Nieuw onderzoek toonde factoren aan die de snelheid van progressie van T2DM beïnvloeden, wat mogelijk de variabiliteit tussen individuen verklaart.

Het doel van de studie was om factoren te identificeren die geassocieerd zijn met de snelheid van T2DM progressie, met data uit de UK BioBank, een lopende gezondheidsstudie met meer dan 500.000 Britse vrijwilligers gerecruteerd tussen 2006-2010.

De UK BioBank-populatie bevat 25.290 diabetespatiënten, met deelnemers die zelf rapporteerden of ze diabetes type 1 of 2 hadden. Om gevallen met type 1 uit te sluiten van de studie, bekeken de onderzoekers genetische risicofactoren van deelnemers en selecteerden een cut-off waarde om ervoor te zorgen dat slechts 1% van de geselecteerde groep deze vorm van diabetes had. De onderzoekers bestudeerden een selectie van 6.215 blanke Europese patiënten met T2DM die niet langer dan 10 jaar de ziekte hadden.

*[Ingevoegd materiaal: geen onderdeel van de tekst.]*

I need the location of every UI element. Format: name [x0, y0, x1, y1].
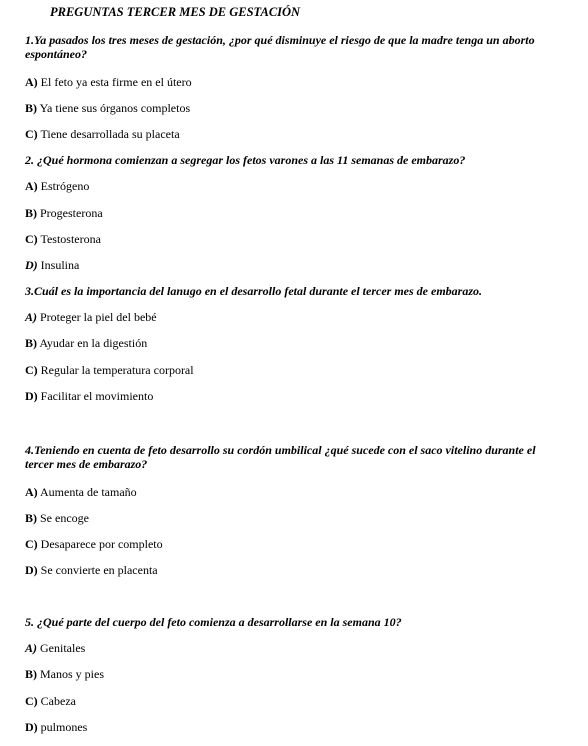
option-letter: C) [25, 127, 38, 141]
option-letter: A) [25, 310, 37, 324]
option-text: Tiene desarrollada su placeta [40, 127, 180, 141]
question-2-option-d [25, 258, 79, 272]
option-text: Regular la temperatura corporal [40, 363, 194, 377]
option-text: Se encoge [40, 511, 89, 525]
question-2-option-c [25, 232, 101, 246]
question-3-text: 3.Cuál es la importancia del lanugo en el desarrollo fetal durante el tercer mes de embarazo. [25, 284, 482, 298]
option-text: Facilitar el movimiento [40, 389, 154, 403]
question-1-text: 1.Ya pasados los tres meses de gestación, ¿por qué disminuye el riesgo de que la madre tenga un aborto espontáneo? [25, 33, 535, 61]
option-letter: B) [25, 101, 37, 115]
option-text: Manos y pies [40, 667, 104, 681]
question-2-text: 2. ¿Qué hormona comienzan a segregar los fetos varones a las 11 semanas de embarazo? [25, 153, 466, 167]
question-4-option-d [25, 563, 158, 577]
option-text: Ayudar en la digestión [39, 336, 148, 350]
question-5-text: 5. ¿Qué parte del cuerpo del feto comienza a desarrollarse en la semana 10? [25, 615, 402, 629]
option-letter: B) [25, 206, 37, 220]
option-text: Aumenta de tamaño [40, 485, 137, 499]
option-letter: D) [25, 563, 38, 577]
option-letter: A) [25, 485, 38, 499]
option-text: El feto ya esta firme en el útero [40, 75, 192, 89]
question-2-option-b [25, 206, 103, 220]
question-4-text: 4.Teniendo en cuenta de feto desarrollo su cordón umbilical ¿qué sucede con el saco vitelino durante el tercer mes de embarazo? [25, 443, 536, 471]
option-letter: C) [25, 537, 38, 551]
option-text: Proteger la piel del bebé [40, 310, 157, 324]
option-text: Genitales [40, 641, 86, 655]
question-5-option-d [25, 720, 87, 734]
option-text: Cabeza [40, 694, 76, 708]
question-3-option-c [25, 363, 194, 377]
option-letter: A) [25, 641, 37, 655]
option-letter: A) [25, 179, 38, 193]
question-4-option-b [25, 511, 89, 525]
option-text: Testosterona [40, 232, 101, 246]
question-1-option-b [25, 101, 190, 115]
option-letter: D) [25, 720, 38, 734]
question-4-option-c [25, 537, 163, 551]
option-letter: B) [25, 336, 37, 350]
question-2-option-a [25, 179, 89, 193]
option-text: Ya tiene sus órganos completos [39, 101, 191, 115]
option-letter: D) [25, 389, 38, 403]
option-letter: C) [25, 232, 38, 246]
option-text: Se convierte en placenta [40, 563, 158, 577]
option-letter: D) [25, 258, 38, 272]
option-text: Desaparece por completo [40, 537, 163, 551]
question-4-option-a [25, 485, 137, 499]
question-3-option-d [25, 389, 153, 403]
question-5-option-a [25, 641, 85, 655]
option-letter: A) [25, 75, 38, 89]
option-letter: B) [25, 667, 37, 681]
option-letter: B) [25, 511, 37, 525]
page-title: PREGUNTAS TERCER MES DE GESTACIÓN [50, 5, 301, 19]
question-1-option-a [25, 75, 192, 89]
question-1-option-c [25, 127, 180, 141]
option-text: Progesterona [40, 206, 103, 220]
question-5-option-c [25, 694, 76, 708]
option-letter: C) [25, 694, 38, 708]
option-text: Estrógeno [40, 179, 90, 193]
option-text: Insulina [40, 258, 80, 272]
question-3-option-b [25, 336, 147, 350]
question-3-option-a [25, 310, 157, 324]
option-text: pulmones [40, 720, 88, 734]
option-letter: C) [25, 363, 38, 377]
question-5-option-b [25, 667, 104, 681]
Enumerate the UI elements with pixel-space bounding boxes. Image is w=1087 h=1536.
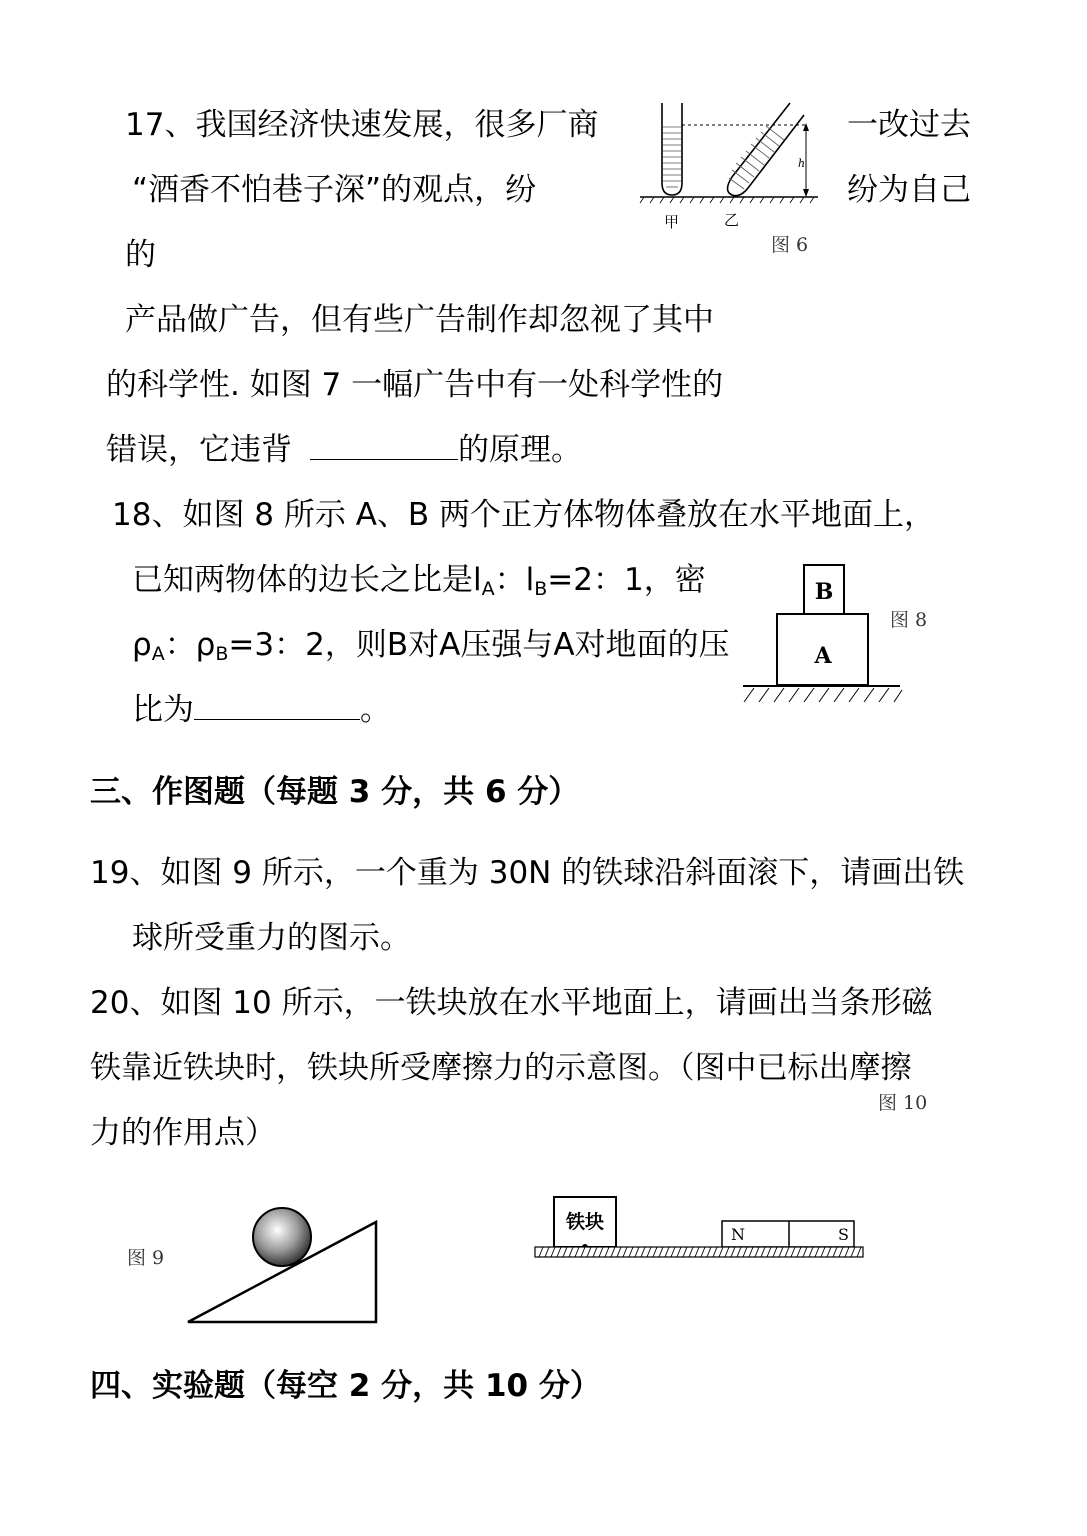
figure-10-caption: 图 10: [874, 1088, 931, 1115]
subscript-b: B: [534, 578, 548, 600]
q20-line3: 力的作用点）: [90, 1115, 276, 1151]
q17-line6-text-b: 的原理。: [458, 432, 582, 468]
iron-ball: [253, 1208, 311, 1266]
subscript-rho-a: A: [151, 643, 165, 665]
figure-8-caption: 图 8: [890, 609, 928, 631]
q19-line1: 19、如图 9 所示，一个重为 30N 的铁球沿斜面滚下，请画出铁: [90, 855, 965, 891]
label-b: B: [814, 579, 834, 605]
label-jia: 甲: [664, 213, 680, 231]
figure-6-caption: 图 6: [771, 234, 809, 256]
section-4-title: 四、实验题（每空 2 分，共 10 分）: [90, 1368, 601, 1404]
label-a: A: [814, 643, 832, 669]
figure-9: [180, 1200, 385, 1330]
answer-blank-q18[interactable]: [194, 691, 360, 720]
subscript-a: A: [481, 578, 495, 600]
iron-block-label: 铁块: [565, 1211, 605, 1233]
liquid-yi: [729, 126, 784, 189]
q17-line5: 的科学性. 如图 7 一幅广告中有一处科学性的: [106, 367, 724, 403]
q18-line3-b: ：ρ: [164, 627, 216, 663]
q17-line2-left: “酒香不怕巷子深”的观点，纷: [132, 172, 537, 208]
q18-line2-b: ：l: [494, 562, 535, 598]
tube-yi: [728, 103, 805, 196]
q17-line4: 产品做广告，但有些广告制作却忽视了其中: [125, 302, 714, 338]
ground-hatch: [744, 688, 902, 702]
q20-line1: 20、如图 10 所示，一铁块放在水平地面上，请画出当条形磁: [90, 985, 933, 1021]
figure-10: [533, 1193, 868, 1263]
ground-hatch: [640, 197, 814, 203]
q18-line3-a: ρ: [132, 627, 152, 663]
q18-line1: 18、如图 8 所示 A、B 两个正方体物体叠放在水平地面上，: [112, 497, 936, 533]
figure-8: [740, 562, 905, 712]
subscript-rho-b: B: [215, 643, 229, 665]
q20-line2: 铁靠近铁块时，铁块所受摩擦力的示意图。（图中已标出摩擦: [90, 1050, 912, 1086]
q17-line6-text-a: 错误，它违背: [106, 432, 292, 468]
q17-line1-left: 17、我国经济快速发展，很多厂商: [125, 107, 599, 143]
q18-line4-b: 。: [360, 692, 391, 728]
answer-blank-q17[interactable]: [310, 431, 458, 460]
q18-line2: [132, 560, 742, 600]
q18-line4-a: 比为: [132, 692, 194, 728]
label-yi: 乙: [724, 211, 740, 229]
section-3-title: 三、作图题（每题 3 分，共 6 分）: [90, 774, 580, 810]
q18-line4: [132, 690, 391, 730]
pole-s: S: [838, 1225, 849, 1244]
q17-line3: 的: [125, 237, 156, 273]
q17-line2-right: 纷为自己: [847, 172, 971, 208]
q18-line3: [132, 625, 742, 665]
q18-line3-c: =3：2，则B对A压强与A对地面的压: [228, 627, 730, 663]
figure-9-caption: 图 9: [127, 1247, 165, 1269]
q17-line1-right: 一改过去: [847, 107, 971, 143]
pole-n: N: [731, 1225, 745, 1244]
liquid-jia: [663, 127, 681, 187]
label-h: h: [798, 157, 806, 170]
q18-line2-a: 已知两物体的边长之比是l: [132, 562, 482, 598]
q19-line2: 球所受重力的图示。: [132, 920, 411, 956]
q17-line6: [106, 430, 582, 470]
figure-6: [630, 95, 830, 235]
q18-line2-c: =2：1，密: [547, 562, 706, 598]
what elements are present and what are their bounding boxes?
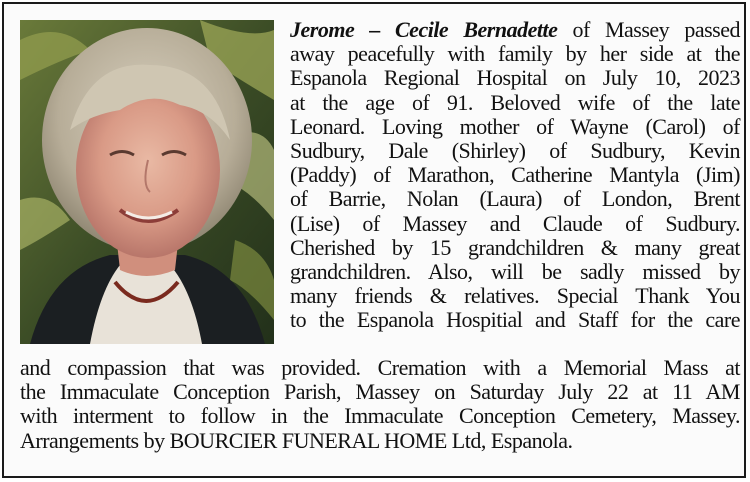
text-line-3: Espanola Regional Hospital on July 10, 2023 — [290, 65, 740, 91]
text-line-4: at the age of 91. Beloved wife of the late — [290, 89, 740, 115]
obituary-text-full-width — [20, 356, 740, 453]
text-line-8: of Barrie, Nolan (Laura) of London, Brent — [290, 186, 740, 212]
text-line-10: Cherished by 15 grandchildren & many great — [290, 234, 740, 260]
text-line-2: away peacefully with family by her side at the — [290, 41, 740, 67]
text-line-11: grandchildren. Also, will be sadly missed by — [290, 258, 740, 284]
text-line-17: Arrangements by BOURCIER FUNERAL HOME Ltd, Espanola. — [20, 427, 573, 453]
text-line-14: and compassion that was provided. Cremation with a Memorial Mass at — [20, 355, 740, 380]
text-line-1: Jerome – Cecile Bernadette of Massey passed — [290, 17, 740, 42]
obituary-frame — [2, 2, 746, 478]
text-line-15: the Immaculate Conception Parish, Massey on Saturday July 22 at 11 AM — [20, 379, 740, 405]
text-line-13: to the Espanola Hospitial and Staff for the care — [290, 307, 740, 333]
obituary-text-beside-photo — [290, 18, 740, 332]
text-line-16: with interment to follow in the Immaculate Conception Cemetery, Massey. — [20, 403, 740, 429]
portrait-photo — [20, 20, 274, 344]
text-line-6: Sudbury, Dale (Shirley) of Sudbury, Kevin — [290, 137, 740, 163]
text-line-12: many friends & relatives. Special Thank You — [290, 283, 740, 309]
text-line-9: (Lise) of Massey and Claude of Sudbury. — [290, 210, 740, 236]
deceased-name: Jerome – Cecile Bernadette — [290, 17, 558, 42]
text-line-7: (Paddy) of Marathon, Catherine Mantyla (Jim) — [290, 162, 740, 188]
text-line-5: Leonard. Loving mother of Wayne (Carol) of — [290, 113, 740, 139]
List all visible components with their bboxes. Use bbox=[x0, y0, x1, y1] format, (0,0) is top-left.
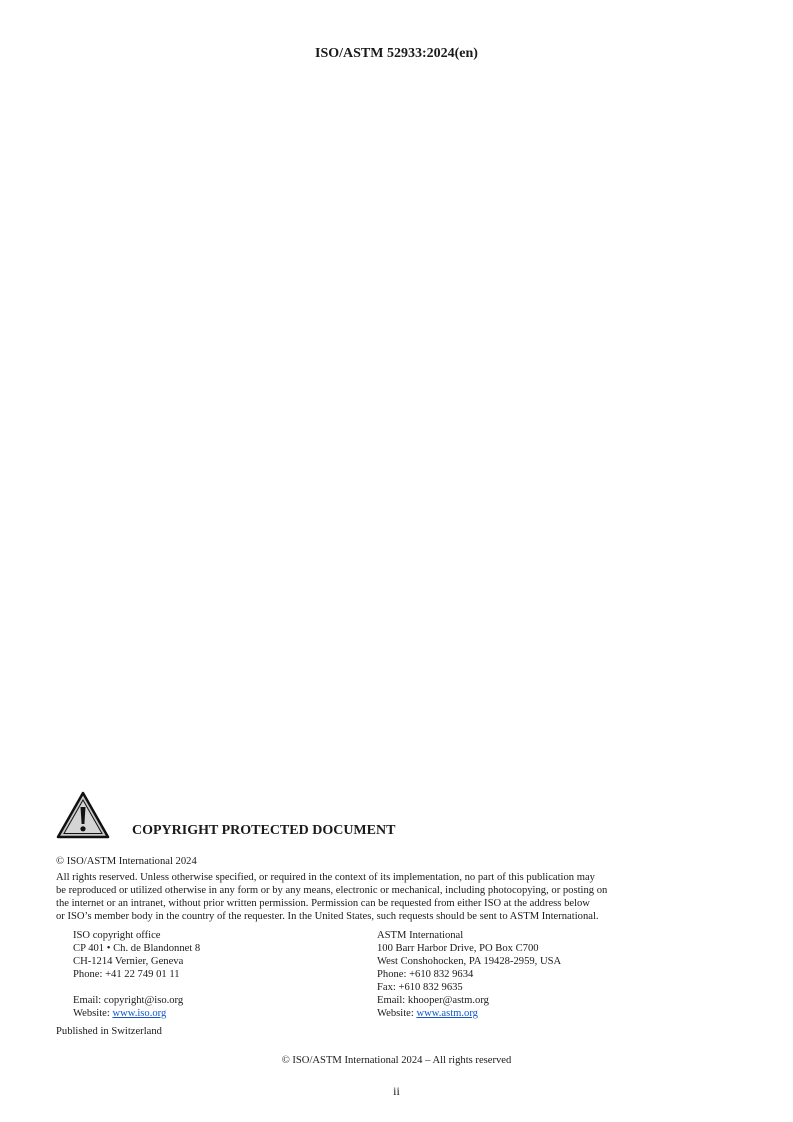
iso-address-line1: CP 401 • Ch. de Blandonnet 8 bbox=[73, 943, 201, 954]
page-number: ii bbox=[393, 1084, 400, 1098]
astm-phone: Phone: +610 832 9634 bbox=[377, 969, 474, 980]
copyright-notice-title: COPYRIGHT PROTECTED DOCUMENT bbox=[132, 823, 396, 838]
document-header-title: ISO/ASTM 52933:2024(en) bbox=[315, 46, 478, 61]
iso-website-label: Website: bbox=[73, 1008, 113, 1019]
astm-website bbox=[377, 1007, 561, 1020]
astm-name: ASTM International bbox=[377, 930, 464, 941]
rights-line: be reproduced or utilized otherwise in any form or by any means, electronic or mechanical, including photocopying, or posting on bbox=[56, 885, 608, 896]
copyright-line: © ISO/ASTM International 2024 bbox=[56, 856, 197, 867]
astm-email: Email: khooper@astm.org bbox=[377, 995, 489, 1006]
astm-address-line2: West Conshohocken, PA 19428-2959, USA bbox=[377, 956, 562, 967]
published-location: Published in Switzerland bbox=[56, 1026, 162, 1037]
footer-copyright: © ISO/ASTM International 2024 – All rights reserved bbox=[281, 1055, 512, 1066]
rights-line: or ISO’s member body in the country of the requester. In the United States, such requests should be sent to ASTM International. bbox=[56, 911, 599, 922]
astm-website-label: Website: bbox=[377, 1008, 417, 1019]
iso-office-name: ISO copyright office bbox=[73, 930, 161, 941]
iso-phone: Phone: +41 22 749 01 11 bbox=[73, 969, 180, 980]
astm-fax: Fax: +610 832 9635 bbox=[377, 982, 463, 993]
rights-line: the internet or an intranet, without prior written permission. Permission can be requested from either ISO at the address below bbox=[56, 898, 590, 909]
iso-website-link[interactable]: www.iso.org bbox=[112, 1008, 167, 1019]
rights-line: All rights reserved. Unless otherwise specified, or required in the context of its implementation, no part of this publication may bbox=[56, 872, 595, 883]
rights-paragraph bbox=[56, 871, 716, 923]
astm-website-link[interactable]: www.astm.org bbox=[416, 1008, 478, 1019]
iso-email: Email: copyright@iso.org bbox=[73, 995, 184, 1006]
iso-address-line2: CH-1214 Vernier, Geneva bbox=[73, 956, 184, 967]
astm-address-line1: 100 Barr Harbor Drive, PO Box C700 bbox=[377, 943, 539, 954]
iso-website bbox=[73, 1007, 200, 1020]
astm-address-block bbox=[377, 929, 561, 1020]
iso-address-block bbox=[73, 929, 200, 1020]
warning-triangle-icon bbox=[56, 791, 110, 839]
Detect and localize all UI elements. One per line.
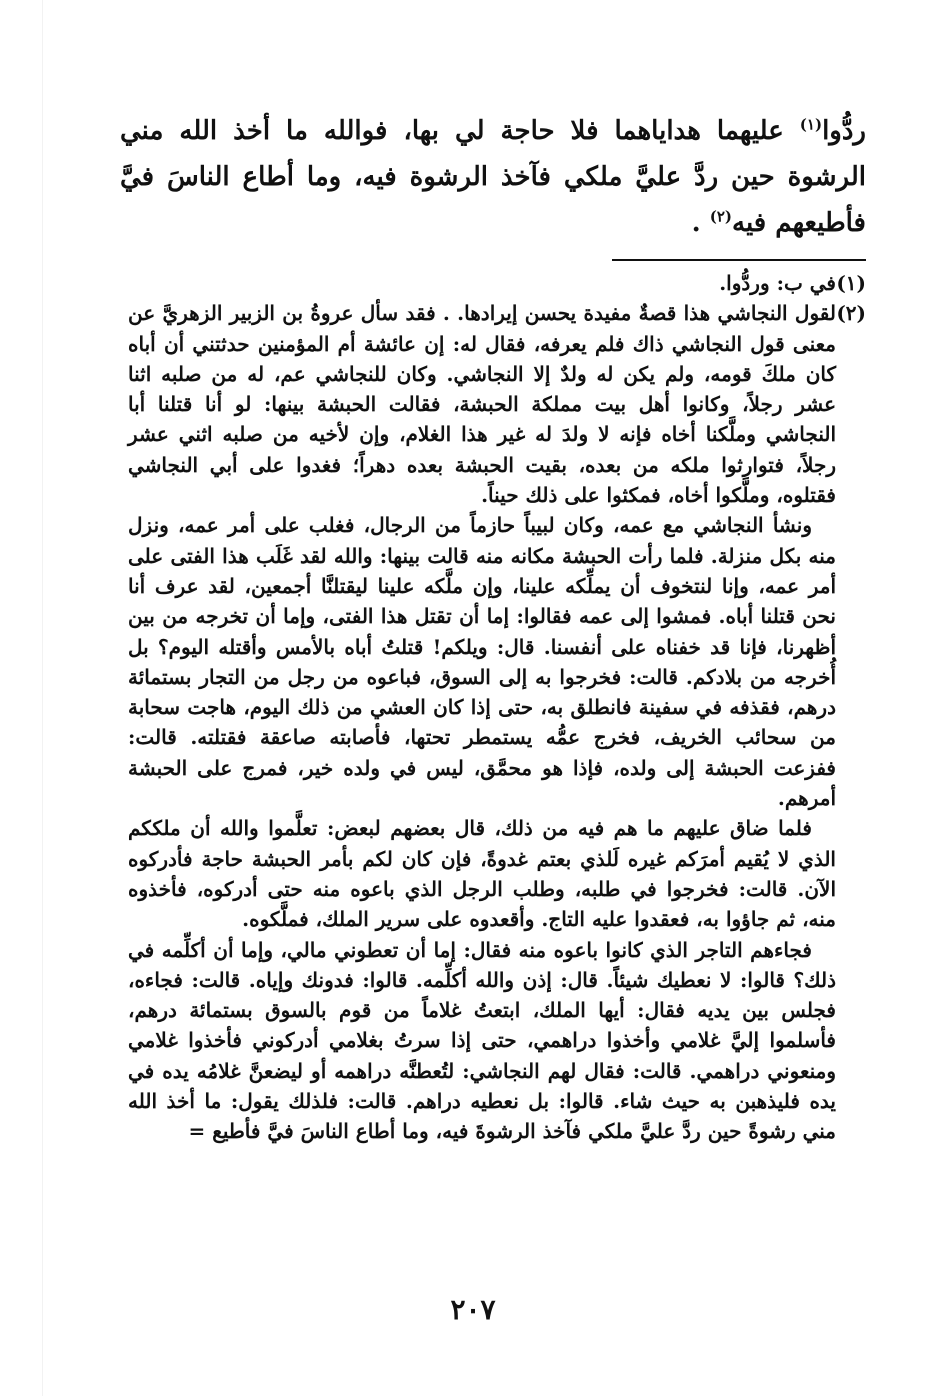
main-text bbox=[120, 108, 866, 246]
footnote-2 bbox=[128, 298, 866, 1146]
footnote-1-number: (١) bbox=[836, 271, 866, 295]
main-paragraph bbox=[120, 108, 866, 246]
main-word-raddu: ردُّوا bbox=[822, 116, 866, 146]
footnote-2-paragraph-4: فجاءهم التاجر الذي كانوا باعوه منه فقال: إما أن تعطوني مالي، وإما أن أكلِّمه في ذلك؟ قالوا: لا نعطيك شيئاً. قال: إذن والله أكلِّمه. قالوا: فدونك وإياه. قالت: فجاءه، فجلس بين يديه فقال: أيها الملك، ابتعتُ غلاماً من قوم بالسوق بستمائة درهم، فأسلموا إليَّ غلامي وأخذوا دراهمي، حتى إذا سرتُ بغلامي أدركوني فأخذوا غلامي ومنعوني دراهمي. قالت: فقال لهم النجاشي: لتُعطنَّه دراهمه أو ليضعنَّ غلامُه يده في يده فليذهبن به حيث شاء. قالوا: بل نعطيه دراهم. قالت: فلذلك يقول: ما أخذ الله مني رشوةً حين ردَّ عليَّ ملكي فآخذ الرشوةَ فيه، وما أطاع الناسَ فيَّ فأطيع = bbox=[128, 937, 836, 1144]
footnote-ref-1[interactable]: (١) bbox=[799, 115, 823, 134]
footnote-ref-2[interactable]: (٢) bbox=[709, 207, 732, 226]
footnote-2-paragraph-3: فلما ضاق عليهم ما هم فيه من ذلك، قال بعضهم لبعض: تعلَّموا والله أن ملككم الذي لا يُقيم أمرَكم غيره لَلذي بعتم غدوةً، فإن كان لكم بأمر الحبشة حاجة فأدركوه الآن. قالت: فخرجوا في طلبه، وطلب الرجل الذي باعوه منه حتى أدركوه، فأخذوه منه، ثم جاؤوا به، فعقدوا عليه التاج. وأقعدوه على سرير الملك، فملَّكوه. bbox=[128, 816, 836, 932]
page-number: ٢٠٧ bbox=[450, 1293, 496, 1326]
footnotes bbox=[128, 268, 866, 1147]
footnote-1 bbox=[128, 268, 866, 298]
footnote-2-number: (٢) bbox=[836, 301, 866, 326]
main-text-end: . bbox=[691, 208, 710, 238]
footnote-separator bbox=[612, 259, 866, 261]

Van deze groep konden ze twee selecties van 429 patiënten maken die gekoppeld werden in paren op basis van hoelang ze T2DM hadden. Elk paar bestond uit iemand met snelle progressie die insulinetoediening nodig had binnen 10 jaar en iemand met een langzame progressie van wie de ziekte gereguleerd kon worden met dieet. Het onderzoeksteam bestudeerde vervolgens klinische en biochemische factoren die de twee groepen verbinden om verbanden te ontdekken tussen hen en de geobserveerde snelheid van ziekteprogressie.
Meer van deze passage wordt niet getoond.